I guess Outfitting’s dirty laundry bin is the place to find magic. Adrienne pulled the pants out one day and, miraculously, they fit all four of us. It might have had something to do with the drawstring waist, but I think it was mostly magic.
This is our first summer together at NOLS Rocky Mountain–me, Adrienne, Nate and Brooks. We are everything to one another. We don’t need to say so; it’s just true. Sometimes it seems like we make one complete person instead of four separate ones.
We knew right away the pants stood for our friendship and that’s how the Sisterhood was born. We each promised to take the pants on NOLS-worthy adventures all over Lander and the Wind River Range.
We the Sisterhood hereby instate the following rules to govern the use of the Traveling Windpants:
1. You must never wash the pants.
2. You must never think “I am fat” while wearing the pants.
3. You must blow incredible snot rockets while wearing the pants.
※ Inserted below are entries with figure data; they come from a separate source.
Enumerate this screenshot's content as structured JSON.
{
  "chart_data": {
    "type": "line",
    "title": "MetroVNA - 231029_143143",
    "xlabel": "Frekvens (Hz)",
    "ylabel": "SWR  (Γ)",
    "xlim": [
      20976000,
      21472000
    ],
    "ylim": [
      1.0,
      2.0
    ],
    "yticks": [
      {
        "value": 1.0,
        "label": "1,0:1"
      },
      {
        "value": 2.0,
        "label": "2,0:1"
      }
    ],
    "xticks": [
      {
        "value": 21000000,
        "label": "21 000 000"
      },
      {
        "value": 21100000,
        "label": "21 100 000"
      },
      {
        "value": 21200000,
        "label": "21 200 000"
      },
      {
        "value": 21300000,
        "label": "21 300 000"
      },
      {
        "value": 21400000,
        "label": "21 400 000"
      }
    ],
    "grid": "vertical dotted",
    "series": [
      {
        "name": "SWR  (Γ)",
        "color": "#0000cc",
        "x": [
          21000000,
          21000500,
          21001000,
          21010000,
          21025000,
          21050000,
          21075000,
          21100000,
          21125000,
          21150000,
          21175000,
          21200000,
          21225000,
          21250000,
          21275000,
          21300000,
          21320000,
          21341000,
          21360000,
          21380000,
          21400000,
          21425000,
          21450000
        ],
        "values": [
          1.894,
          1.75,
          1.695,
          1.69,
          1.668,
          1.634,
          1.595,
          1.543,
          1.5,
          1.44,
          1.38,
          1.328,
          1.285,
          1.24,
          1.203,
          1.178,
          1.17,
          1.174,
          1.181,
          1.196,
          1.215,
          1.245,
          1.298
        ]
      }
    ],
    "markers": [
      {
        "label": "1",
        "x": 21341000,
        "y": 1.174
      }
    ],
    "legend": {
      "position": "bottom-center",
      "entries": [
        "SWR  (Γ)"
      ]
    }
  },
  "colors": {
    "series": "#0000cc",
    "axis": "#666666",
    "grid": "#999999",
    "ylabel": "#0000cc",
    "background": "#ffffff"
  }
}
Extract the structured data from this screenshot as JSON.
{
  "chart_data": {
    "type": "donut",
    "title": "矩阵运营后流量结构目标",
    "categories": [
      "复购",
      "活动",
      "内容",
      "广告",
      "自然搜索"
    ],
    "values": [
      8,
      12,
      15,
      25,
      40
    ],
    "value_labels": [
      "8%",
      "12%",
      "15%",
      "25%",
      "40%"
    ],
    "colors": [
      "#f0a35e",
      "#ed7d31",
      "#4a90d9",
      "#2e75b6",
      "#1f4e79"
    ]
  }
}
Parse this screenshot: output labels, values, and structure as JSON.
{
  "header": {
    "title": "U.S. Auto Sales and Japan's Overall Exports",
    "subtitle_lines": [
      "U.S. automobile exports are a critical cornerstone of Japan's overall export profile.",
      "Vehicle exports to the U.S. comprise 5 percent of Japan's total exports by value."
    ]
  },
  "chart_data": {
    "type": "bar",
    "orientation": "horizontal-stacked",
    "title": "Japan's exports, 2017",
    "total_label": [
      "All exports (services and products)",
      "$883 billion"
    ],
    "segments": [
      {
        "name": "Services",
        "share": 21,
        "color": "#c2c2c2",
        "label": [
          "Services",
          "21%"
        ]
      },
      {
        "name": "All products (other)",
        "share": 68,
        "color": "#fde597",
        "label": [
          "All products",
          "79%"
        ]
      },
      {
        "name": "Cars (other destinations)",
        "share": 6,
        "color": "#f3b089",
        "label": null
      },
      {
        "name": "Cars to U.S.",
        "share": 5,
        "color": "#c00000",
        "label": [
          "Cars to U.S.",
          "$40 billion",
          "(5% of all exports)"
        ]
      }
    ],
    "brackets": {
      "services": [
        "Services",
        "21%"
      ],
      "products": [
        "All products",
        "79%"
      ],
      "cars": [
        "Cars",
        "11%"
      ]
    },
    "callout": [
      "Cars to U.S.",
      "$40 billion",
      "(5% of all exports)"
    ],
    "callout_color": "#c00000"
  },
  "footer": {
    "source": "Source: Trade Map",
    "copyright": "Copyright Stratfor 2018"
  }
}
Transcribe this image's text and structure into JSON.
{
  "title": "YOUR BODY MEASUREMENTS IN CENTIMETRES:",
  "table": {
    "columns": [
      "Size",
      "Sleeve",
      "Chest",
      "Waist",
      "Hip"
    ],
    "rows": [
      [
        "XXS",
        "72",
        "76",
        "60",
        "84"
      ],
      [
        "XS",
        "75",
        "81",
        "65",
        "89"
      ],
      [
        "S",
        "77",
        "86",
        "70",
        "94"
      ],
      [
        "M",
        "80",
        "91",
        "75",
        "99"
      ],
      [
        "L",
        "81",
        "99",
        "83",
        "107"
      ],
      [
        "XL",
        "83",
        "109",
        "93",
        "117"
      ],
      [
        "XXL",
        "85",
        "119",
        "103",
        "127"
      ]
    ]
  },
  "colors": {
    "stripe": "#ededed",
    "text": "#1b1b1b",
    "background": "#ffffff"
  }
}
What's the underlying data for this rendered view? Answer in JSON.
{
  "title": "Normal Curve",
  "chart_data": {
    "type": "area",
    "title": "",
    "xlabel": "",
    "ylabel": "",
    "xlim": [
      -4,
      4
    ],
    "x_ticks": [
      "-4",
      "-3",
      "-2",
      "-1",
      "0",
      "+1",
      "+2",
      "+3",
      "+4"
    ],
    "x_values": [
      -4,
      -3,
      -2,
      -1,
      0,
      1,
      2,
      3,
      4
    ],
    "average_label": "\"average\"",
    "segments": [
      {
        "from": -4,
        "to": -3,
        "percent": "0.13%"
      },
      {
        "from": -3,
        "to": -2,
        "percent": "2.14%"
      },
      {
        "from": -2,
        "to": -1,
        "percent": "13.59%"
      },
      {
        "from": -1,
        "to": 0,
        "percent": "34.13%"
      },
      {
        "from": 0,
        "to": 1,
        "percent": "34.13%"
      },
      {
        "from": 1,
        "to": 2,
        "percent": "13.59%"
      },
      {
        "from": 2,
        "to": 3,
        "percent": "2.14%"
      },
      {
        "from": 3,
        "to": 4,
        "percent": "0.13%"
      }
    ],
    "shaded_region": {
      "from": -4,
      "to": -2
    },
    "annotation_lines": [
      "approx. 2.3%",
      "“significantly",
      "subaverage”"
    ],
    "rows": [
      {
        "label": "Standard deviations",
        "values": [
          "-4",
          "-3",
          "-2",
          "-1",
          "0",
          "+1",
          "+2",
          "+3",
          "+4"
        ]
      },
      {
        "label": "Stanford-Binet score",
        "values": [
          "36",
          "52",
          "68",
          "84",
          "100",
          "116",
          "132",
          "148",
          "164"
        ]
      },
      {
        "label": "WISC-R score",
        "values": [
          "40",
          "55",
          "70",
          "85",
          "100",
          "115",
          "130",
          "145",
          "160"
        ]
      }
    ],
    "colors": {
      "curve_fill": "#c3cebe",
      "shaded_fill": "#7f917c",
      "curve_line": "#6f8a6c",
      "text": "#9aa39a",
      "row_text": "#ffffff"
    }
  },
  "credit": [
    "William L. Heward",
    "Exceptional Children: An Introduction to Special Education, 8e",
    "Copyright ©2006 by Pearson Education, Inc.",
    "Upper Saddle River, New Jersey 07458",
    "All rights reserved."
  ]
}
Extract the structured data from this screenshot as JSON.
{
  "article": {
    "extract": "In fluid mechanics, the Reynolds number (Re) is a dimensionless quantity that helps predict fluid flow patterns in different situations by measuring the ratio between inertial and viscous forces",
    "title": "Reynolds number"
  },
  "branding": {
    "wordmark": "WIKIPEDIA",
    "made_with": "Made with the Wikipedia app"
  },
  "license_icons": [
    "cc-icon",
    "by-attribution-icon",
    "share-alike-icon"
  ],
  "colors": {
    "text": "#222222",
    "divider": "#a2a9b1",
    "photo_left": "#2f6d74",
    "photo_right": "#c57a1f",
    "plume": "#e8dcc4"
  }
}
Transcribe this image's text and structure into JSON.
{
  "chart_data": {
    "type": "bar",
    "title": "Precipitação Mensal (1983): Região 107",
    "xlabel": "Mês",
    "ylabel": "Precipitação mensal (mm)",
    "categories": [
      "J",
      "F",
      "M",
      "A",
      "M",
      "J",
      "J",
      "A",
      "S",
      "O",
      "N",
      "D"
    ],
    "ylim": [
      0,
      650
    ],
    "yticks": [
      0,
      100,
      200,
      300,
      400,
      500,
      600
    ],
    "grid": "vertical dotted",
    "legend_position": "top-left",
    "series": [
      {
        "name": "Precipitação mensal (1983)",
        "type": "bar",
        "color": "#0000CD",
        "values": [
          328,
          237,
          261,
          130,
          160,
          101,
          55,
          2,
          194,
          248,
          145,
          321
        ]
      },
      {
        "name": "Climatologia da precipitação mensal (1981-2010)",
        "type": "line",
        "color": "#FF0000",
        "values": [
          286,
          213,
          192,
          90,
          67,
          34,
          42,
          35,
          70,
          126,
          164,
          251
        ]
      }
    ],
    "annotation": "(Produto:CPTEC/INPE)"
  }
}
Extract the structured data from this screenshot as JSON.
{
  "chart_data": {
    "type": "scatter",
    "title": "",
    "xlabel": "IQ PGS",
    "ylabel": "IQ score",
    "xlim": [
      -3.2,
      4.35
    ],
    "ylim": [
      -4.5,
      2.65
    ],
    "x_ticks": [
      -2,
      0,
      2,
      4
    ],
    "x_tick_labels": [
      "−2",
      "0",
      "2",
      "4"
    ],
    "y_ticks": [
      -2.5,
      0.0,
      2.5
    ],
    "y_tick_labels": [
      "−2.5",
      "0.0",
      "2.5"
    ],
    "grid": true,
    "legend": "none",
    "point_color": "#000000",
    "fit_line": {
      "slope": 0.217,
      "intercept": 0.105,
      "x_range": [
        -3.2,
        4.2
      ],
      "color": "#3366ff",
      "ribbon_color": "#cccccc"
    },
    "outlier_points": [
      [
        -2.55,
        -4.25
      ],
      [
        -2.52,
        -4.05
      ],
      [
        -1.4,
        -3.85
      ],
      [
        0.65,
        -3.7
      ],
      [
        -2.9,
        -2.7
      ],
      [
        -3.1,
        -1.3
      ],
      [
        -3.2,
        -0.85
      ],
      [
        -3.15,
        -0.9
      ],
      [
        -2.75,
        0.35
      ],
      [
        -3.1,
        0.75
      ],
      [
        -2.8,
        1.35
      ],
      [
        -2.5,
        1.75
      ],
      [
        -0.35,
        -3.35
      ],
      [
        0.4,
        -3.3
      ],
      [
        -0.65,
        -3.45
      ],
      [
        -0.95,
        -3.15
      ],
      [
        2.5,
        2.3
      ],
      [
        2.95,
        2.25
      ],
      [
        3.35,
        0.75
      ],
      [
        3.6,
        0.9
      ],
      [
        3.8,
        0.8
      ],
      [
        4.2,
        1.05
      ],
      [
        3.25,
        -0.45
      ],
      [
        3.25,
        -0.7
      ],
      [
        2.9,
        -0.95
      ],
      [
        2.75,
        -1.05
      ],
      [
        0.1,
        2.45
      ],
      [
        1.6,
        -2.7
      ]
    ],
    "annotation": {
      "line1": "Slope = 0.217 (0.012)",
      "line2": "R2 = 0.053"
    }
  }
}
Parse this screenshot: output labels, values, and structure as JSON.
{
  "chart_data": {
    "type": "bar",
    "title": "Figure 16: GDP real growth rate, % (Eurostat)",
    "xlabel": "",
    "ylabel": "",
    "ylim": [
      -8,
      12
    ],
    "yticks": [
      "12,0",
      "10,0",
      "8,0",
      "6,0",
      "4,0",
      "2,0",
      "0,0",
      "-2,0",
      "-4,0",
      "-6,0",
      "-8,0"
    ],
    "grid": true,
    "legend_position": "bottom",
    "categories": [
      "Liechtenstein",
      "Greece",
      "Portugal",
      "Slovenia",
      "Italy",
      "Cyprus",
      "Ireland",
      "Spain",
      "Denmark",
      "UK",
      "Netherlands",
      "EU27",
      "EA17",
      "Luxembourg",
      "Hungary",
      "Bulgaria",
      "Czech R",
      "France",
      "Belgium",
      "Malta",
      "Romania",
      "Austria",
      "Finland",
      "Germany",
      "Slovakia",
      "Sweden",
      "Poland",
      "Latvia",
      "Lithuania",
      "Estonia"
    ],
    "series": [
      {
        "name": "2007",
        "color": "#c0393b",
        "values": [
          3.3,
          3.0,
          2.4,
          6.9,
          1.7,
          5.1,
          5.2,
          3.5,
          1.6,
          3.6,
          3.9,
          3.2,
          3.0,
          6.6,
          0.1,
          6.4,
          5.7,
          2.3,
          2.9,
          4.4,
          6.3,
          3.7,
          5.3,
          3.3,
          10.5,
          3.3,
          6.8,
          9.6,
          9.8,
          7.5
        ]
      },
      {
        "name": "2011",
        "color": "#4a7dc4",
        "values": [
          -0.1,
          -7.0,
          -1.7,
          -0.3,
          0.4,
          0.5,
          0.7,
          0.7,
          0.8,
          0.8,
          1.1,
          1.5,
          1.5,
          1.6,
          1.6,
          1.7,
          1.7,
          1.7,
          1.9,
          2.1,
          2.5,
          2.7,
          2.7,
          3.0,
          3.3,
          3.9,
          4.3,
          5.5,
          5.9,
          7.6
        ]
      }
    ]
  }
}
Don’t even try to pick your nose, because shooting snot out is way cooler.
4. You must blog about the pants.
5. You must pass the pants along to your Sisters by way of the NOLS Outfitting dirty laundry bin.
6. You must not wear the pants with anything cotton. Cotton in the backcountry is tacky. There will never be a time when it will not be tacky.
7. Remember: Windpants = love.
*Inspiration for this post (and posts to come) was taken from The Sisterhood of the Traveling Pants by Ann Brashares. (Brashares, Ann. The Sisterhood of the Traveling Pants. Delacorte: New York, 2001.)